Esistono molti giochi in cui le autorità solitamente assegnate al master sono condivise dai giocatori o non sono rilevanti per le modalità di interazione. Si ci riferisce comunemente a questi giochi come masterless. Una terminologia meno usata, ma più evocativa, è giochi masterfull. Esempi di questi giochi sono Fiasco, Violentina o Noirlandia sono ottimi esempi.

La scelta di utilizzare dadi o sistemi di randomizzazione dei risultati dipende dal tipo di esperienza che si intende convogliare attraverso uno specifico gioco. Molti designer, condapevoli di questo, scelgono di non includere sistemi di randomizzazione diversi dai giocatori stessi: è infatti importante tenere a mente quanto i giocatori siano il primo elemento di imprevedibilità all’interno di un gioco. Giochi di giochi di questo tipo sono Seco Creek Vigilance Commitee oppure Sail the Stars.

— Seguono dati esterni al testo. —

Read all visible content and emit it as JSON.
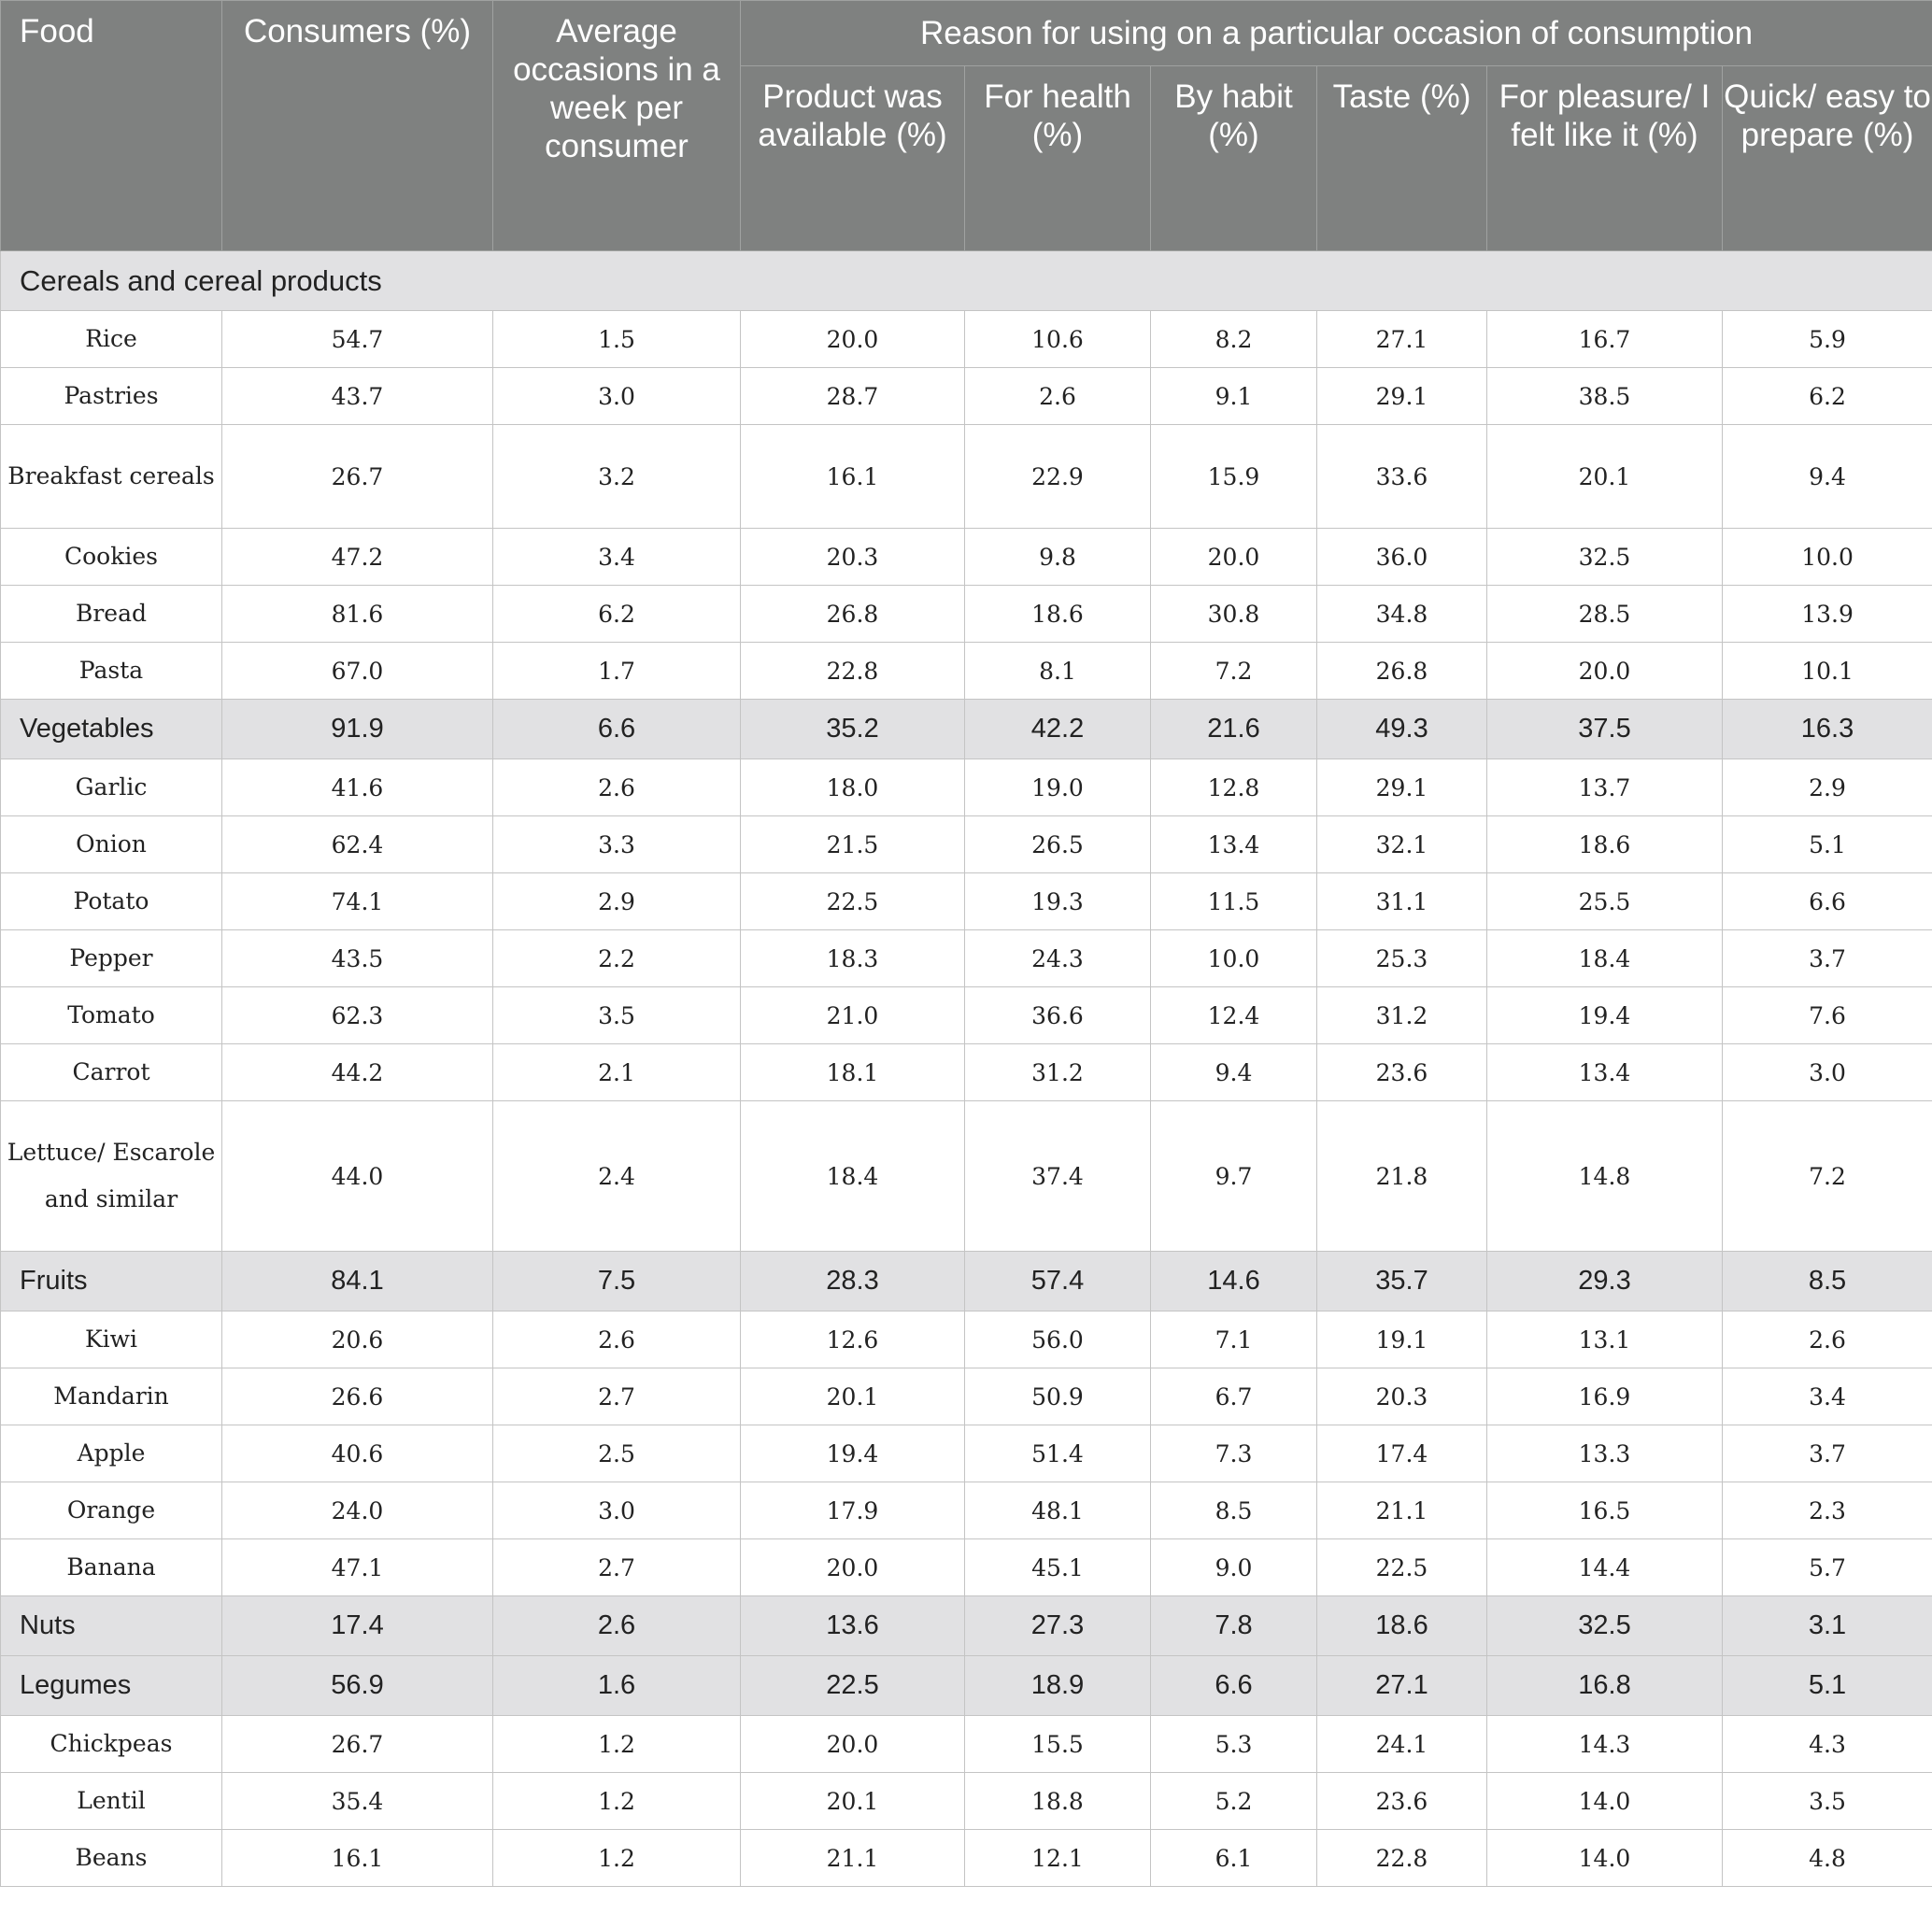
{
  "table": {
    "headers": {
      "food": "Food",
      "consumers": "Consumers (%)",
      "occasions": "Average occasions in a week per consumer",
      "reason_group": "Reason for using on a particular occasion of consumption",
      "reasons": [
        "Product was available (%)",
        "For health (%)",
        "By habit (%)",
        "Taste (%)",
        "For pleasure/ I felt like it (%)",
        "Quick/ easy to prepare (%)"
      ]
    },
    "section_cereals": "Cereals and cereal products",
    "rows": [
      {
        "name": "Rice",
        "values": [
          "54.7",
          "1.5",
          "20.0",
          "10.6",
          "8.2",
          "27.1",
          "16.7",
          "5.9"
        ]
      },
      {
        "name": "Pastries",
        "values": [
          "43.7",
          "3.0",
          "28.7",
          "2.6",
          "9.1",
          "29.1",
          "38.5",
          "6.2"
        ]
      },
      {
        "name": "Breakfast cereals",
        "values": [
          "26.7",
          "3.2",
          "16.1",
          "22.9",
          "15.9",
          "33.6",
          "20.1",
          "9.4"
        ]
      },
      {
        "name": "Cookies",
        "values": [
          "47.2",
          "3.4",
          "20.3",
          "9.8",
          "20.0",
          "36.0",
          "32.5",
          "10.0"
        ]
      },
      {
        "name": "Bread",
        "values": [
          "81.6",
          "6.2",
          "26.8",
          "18.6",
          "30.8",
          "34.8",
          "28.5",
          "13.9"
        ]
      },
      {
        "name": "Pasta",
        "values": [
          "67.0",
          "1.7",
          "22.8",
          "8.1",
          "7.2",
          "26.8",
          "20.0",
          "10.1"
        ]
      },
      {
        "name": "Vegetables",
        "values": [
          "91.9",
          "6.6",
          "35.2",
          "42.2",
          "21.6",
          "49.3",
          "37.5",
          "16.3"
        ]
      },
      {
        "name": "Garlic",
        "values": [
          "41.6",
          "2.6",
          "18.0",
          "19.0",
          "12.8",
          "29.1",
          "13.7",
          "2.9"
        ]
      },
      {
        "name": "Onion",
        "values": [
          "62.4",
          "3.3",
          "21.5",
          "26.5",
          "13.4",
          "32.1",
          "18.6",
          "5.1"
        ]
      },
      {
        "name": "Potato",
        "values": [
          "74.1",
          "2.9",
          "22.5",
          "19.3",
          "11.5",
          "31.1",
          "25.5",
          "6.6"
        ]
      },
      {
        "name": "Pepper",
        "values": [
          "43.5",
          "2.2",
          "18.3",
          "24.3",
          "10.0",
          "25.3",
          "18.4",
          "3.7"
        ]
      },
      {
        "name": "Tomato",
        "values": [
          "62.3",
          "3.5",
          "21.0",
          "36.6",
          "12.4",
          "31.2",
          "19.4",
          "7.6"
        ]
      },
      {
        "name": "Carrot",
        "values": [
          "44.2",
          "2.1",
          "18.1",
          "31.2",
          "9.4",
          "23.6",
          "13.4",
          "3.0"
        ]
      },
      {
        "name": "Lettuce/ Escarole and similar",
        "values": [
          "44.0",
          "2.4",
          "18.4",
          "37.4",
          "9.7",
          "21.8",
          "14.8",
          "7.2"
        ]
      },
      {
        "name": "Fruits",
        "values": [
          "84.1",
          "7.5",
          "28.3",
          "57.4",
          "14.6",
          "35.7",
          "29.3",
          "8.5"
        ]
      },
      {
        "name": "Kiwi",
        "values": [
          "20.6",
          "2.6",
          "12.6",
          "56.0",
          "7.1",
          "19.1",
          "13.1",
          "2.6"
        ]
      },
      {
        "name": "Mandarin",
        "values": [
          "26.6",
          "2.7",
          "20.1",
          "50.9",
          "6.7",
          "20.3",
          "16.9",
          "3.4"
        ]
      },
      {
        "name": "Apple",
        "values": [
          "40.6",
          "2.5",
          "19.4",
          "51.4",
          "7.3",
          "17.4",
          "13.3",
          "3.7"
        ]
      },
      {
        "name": "Orange",
        "values": [
          "24.0",
          "3.0",
          "17.9",
          "48.1",
          "8.5",
          "21.1",
          "16.5",
          "2.3"
        ]
      },
      {
        "name": "Banana",
        "values": [
          "47.1",
          "2.7",
          "20.0",
          "45.1",
          "9.0",
          "22.5",
          "14.4",
          "5.7"
        ]
      },
      {
        "name": "Nuts",
        "values": [
          "17.4",
          "2.6",
          "13.6",
          "27.3",
          "7.8",
          "18.6",
          "32.5",
          "3.1"
        ]
      },
      {
        "name": "Legumes",
        "values": [
          "56.9",
          "1.6",
          "22.5",
          "18.9",
          "6.6",
          "27.1",
          "16.8",
          "5.1"
        ]
      },
      {
        "name": "Chickpeas",
        "values": [
          "26.7",
          "1.2",
          "20.0",
          "15.5",
          "5.3",
          "24.1",
          "14.3",
          "4.3"
        ]
      },
      {
        "name": "Lentil",
        "values": [
          "35.4",
          "1.2",
          "20.1",
          "18.8",
          "5.2",
          "23.6",
          "14.0",
          "3.5"
        ]
      },
      {
        "name": "Beans",
        "values": [
          "16.1",
          "1.2",
          "21.1",
          "12.1",
          "6.1",
          "22.8",
          "14.0",
          "4.8"
        ]
      }
    ]
  },
  "colors": {
    "header_bg": "#7f8180",
    "header_text": "#ffffff",
    "section_bg": "#e1e1e3",
    "grid": "#c4c4c4"
  }
}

Di giochi in cui non esiste una scheda del personaggio, o in cui la scheda ha un aspetto o utilità diversi ne esistono davvero parecchi. L’utilità di questo supporto dipende moldo sia dalla tipologia delle informazioni che è necessario tenere a mende durante il gioco, dalla loro quantità e sopratuto dalla presenza di altri supporti utili allo scopo che nulla hanno a che fare con i personaggi. Giochi come Fall of Magic, Out of dodge o Ten Candles sono un ottimo esempio.

I giochi in cui la trama viene costruita collaborativamente al tavolo sono moltissimi (vengono talvolta definiti giochi dall’approccio Story Now, che però non è un’etichetta omnicomprensiva), ma non sono l’unica novità a cui prestare attenzione: come espresso già parecchi anni fa dal saggio Play unsafe le possibiltà di gioco che non prevedono preparazione o premeditazione da parte di qualcuno sono tantissime e possono rivelarsi estremamente appaganti. D’altra parte la preparazione non esclude la possibilità di costruire fiction condivisa al tavolo e può essere uno strumento interessantissimo per raggiungere alcuni particolari risultati. L’esempio principe in questa categoria sono tutti i giochi Powered by the Apocalypse.

 

tecniche di sicurezza nel gioco di ruolo

Con questo ultimo paragrafo possiamo ritenere concluso il nostro tentativo di spiegare il mondo del gioco di ruolo e di cosa significa giocare di ruolo. Questa non vuole essere una guida definitiva al gioco di ruolo: incontrerete sicuramente giochi che sono incongruenti con quanto presentato, ma ci auguriamo di avervi dato gli strumenti per metterli in un giusto contesto.